After 3 hours, were in the glowworm caves at Waitomo, magical really. We first went in to the stalagtite and stalagmite caves, before going by boat into the actual glow worm caves. Although the lesson in biology sounded yucky, the actual sighting of the glowworms was nothing short of magical.

Then, a nice lunch at a wayside restaurant and then off to Akl, while watching the movie `Armageddon'. Reached the Akl Sky Tower (tallest tower in the southern hemisphere and one of the tallest in the world). You can bungee jump from the top, but I wasn't tempted.

Then, stayed the night at my cousin's place, put P'ma and P'pa on the plane to India on Sunday.

Sunday afternoon, one of the highlights was an unlimited south Indian meal of pongal, idli, dosai, vadai, chutney, sambar etc at Saffron. As we don't have any hotels serving S.Indian food in Wgn, this was a real treat for us. That too at $10 ea.

Then, went ferrying to Rangitoto island, a hour-an-hour ride from Akl harbour. Rangitoto is the youngest of Akl's 50 volcanoes (most Akl suburbs are sitting on volcanoes called Mt Eden, Mt Roskill, One Tree Hill, etc). And we actually climbed right to the top of this mountain. One-and-half hours of sheer and demanding physical labour. Even the kids (Nandita and Sourish) did 75 percent. Fantastic. And the view from the top was to die for. The way my heart was pounding after that climb, I thought it would actually come to that!!!

Left Akl after Monday lunch and was back home by Monday eve. Real hectic and brilliant trip. Enjoyed by all of us.

14 March 2005


Awoke this morn at about 4 a.m, and draped the duvet over baby, who was freezing outside it. Went back to bed, when it went rock, rock ............fairly strong rocking, and while I was summoning up the energy to pick up baby and run under the doorway, it stopped. Idly, I thought this must be close to 6 Richter as the movement was more than last time.

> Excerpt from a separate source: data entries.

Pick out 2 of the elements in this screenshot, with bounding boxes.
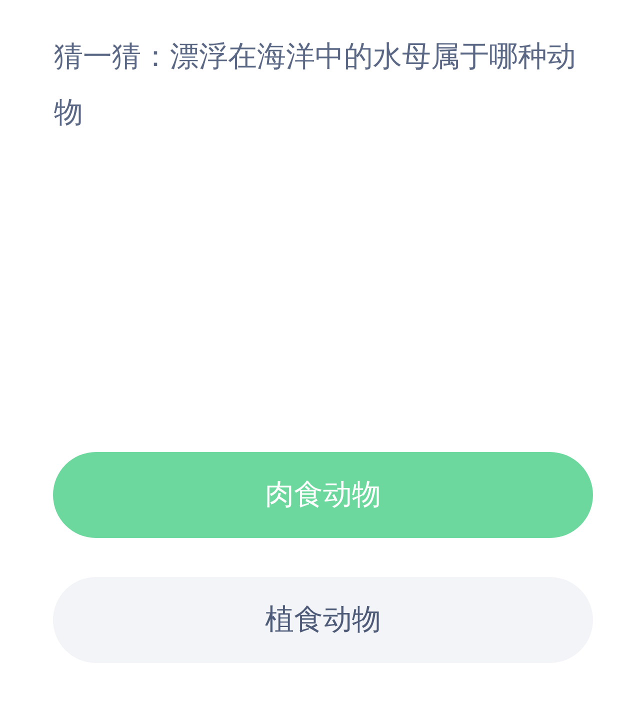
answer-option[interactable]: 植食动物 xyxy=(53,577,593,663)
question-text: 猜一猜：漂浮在海洋中的水母属于哪种动物 xyxy=(54,38,577,131)
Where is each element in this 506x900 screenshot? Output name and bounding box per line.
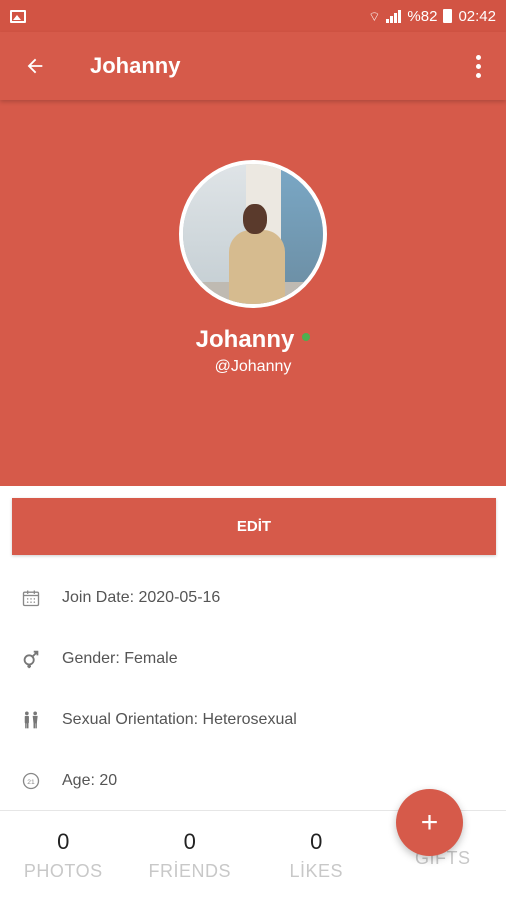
info-row-gender: Gender: Female — [0, 628, 506, 689]
add-fab-button[interactable]: + — [396, 789, 463, 856]
status-time: 02:42 — [458, 7, 496, 25]
app-bar-title: Johanny — [90, 53, 181, 78]
avatar-photo-part — [243, 204, 267, 234]
info-text: Join Date: 2020-05-16 — [62, 588, 221, 606]
age-icon: 21 — [0, 771, 62, 791]
signal-icon — [386, 9, 402, 23]
stat-label: FRİENDS — [148, 861, 231, 881]
info-row-orientation: Sexual Orientation: Heterosexual — [0, 689, 506, 750]
stat-likes[interactable]: 0 LİKES — [253, 811, 380, 900]
profile-name: Johanny — [195, 326, 295, 353]
more-vert-icon — [475, 54, 481, 60]
edit-profile-button[interactable]: EDİT — [12, 498, 496, 555]
more-options-button[interactable] — [450, 32, 506, 100]
stat-count: 0 — [310, 829, 323, 854]
stat-friends[interactable]: 0 FRİENDS — [127, 811, 254, 900]
arrow-left-icon — [27, 58, 43, 74]
more-vert-dot — [475, 72, 481, 78]
info-row-join-date: Join Date: 2020-05-16 — [0, 567, 506, 628]
info-text: Sexual Orientation: Heterosexual — [62, 710, 297, 728]
wifi-icon: ⌔ — [368, 8, 381, 24]
stat-label: LİKES — [289, 861, 344, 881]
info-text: Gender: Female — [62, 649, 178, 667]
orientation-icon — [0, 710, 62, 730]
svg-text:21: 21 — [27, 778, 35, 785]
stat-count: 0 — [183, 829, 196, 854]
more-vert-dot — [475, 63, 481, 69]
plus-icon: + — [420, 805, 439, 839]
app-bar: Johanny — [0, 32, 506, 100]
avatar-photo-part — [229, 230, 285, 304]
stat-count: 0 — [57, 829, 70, 854]
profile-name-row: Johanny — [0, 326, 506, 354]
battery-icon — [443, 9, 453, 23]
online-status-dot — [302, 333, 311, 341]
avatar[interactable] — [179, 160, 327, 308]
profile-info-list: Join Date: 2020-05-16 Gender: Female Sex… — [0, 567, 506, 811]
image-notification-icon — [10, 9, 26, 23]
battery-percent: %82 — [407, 7, 438, 25]
calendar-icon — [0, 588, 62, 608]
stat-label: PHOTOS — [23, 861, 103, 881]
profile-header: Johanny @Johanny — [0, 100, 506, 486]
status-bar: ⌔ %82 02:42 — [0, 0, 506, 32]
status-bar-right: ⌔ %82 02:42 — [368, 8, 496, 25]
stat-photos[interactable]: 0 PHOTOS — [0, 811, 127, 900]
info-text: Age: 20 — [62, 771, 118, 789]
profile-handle: @Johanny — [214, 358, 292, 375]
gender-icon — [0, 648, 62, 670]
back-button[interactable] — [0, 32, 70, 100]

TV said it was 6.4 Richter. Right, fairly big one, still not much damage. This turning out to be a very active year, seismically. Chk out:

Have to complete my post on trip up North. And a few other things. Meanwhile, that's it for Monday morning blues.

1 March 2005

Autumn is here!

It was a glorious but very brief summer. When it was hot, it was killingly so, with dangerouly high UV radiation levels and the temperature touching 30C in the Hutt. This being the equivalent of about 40 C in Chennai, it was extremely uncomfortable. But that's long gone now.

There were a few perfect days in-between though and we did enjoy them, doing all the walking and sight-seeing then.

Today's the first day of autumn. In three weeks' time, we end daylight saving. It will really seem like winter then, as it gets dark by 6.30 - 7 pm.

Never mind, Autrmn has started with a bang. Off to Auckland tomorrow via Taupo, Rotorua and Waitomo.

There's a huge lake in Taupo _ one of the largest inland lakes in the world. Its the size of Singapore and was created by the largest volcanic explosion in history.

Then, we'll do all the boiling mudpools, volcanoes, geysers and Maori art and culture in Rotorua.

Waitomo has glow worm caves. We'll go boating into the caves. At least, that is my expectation.

From there, upto to Auckland. Will see the Sky Tower there (tallest tower in the Southern Hemisphere) and then will farewell Periamma and Periappa, as they leave for India from Akl.

We'll be back after spending a day with cousins there.


Gets nicer still. Trip to Aussie for Easter (March 25). Melbourne and maybe Sydney, and will do all the touristy things there too!

Will probably be the most evenful autumn I have had in NZ. Back on Monday from Akl.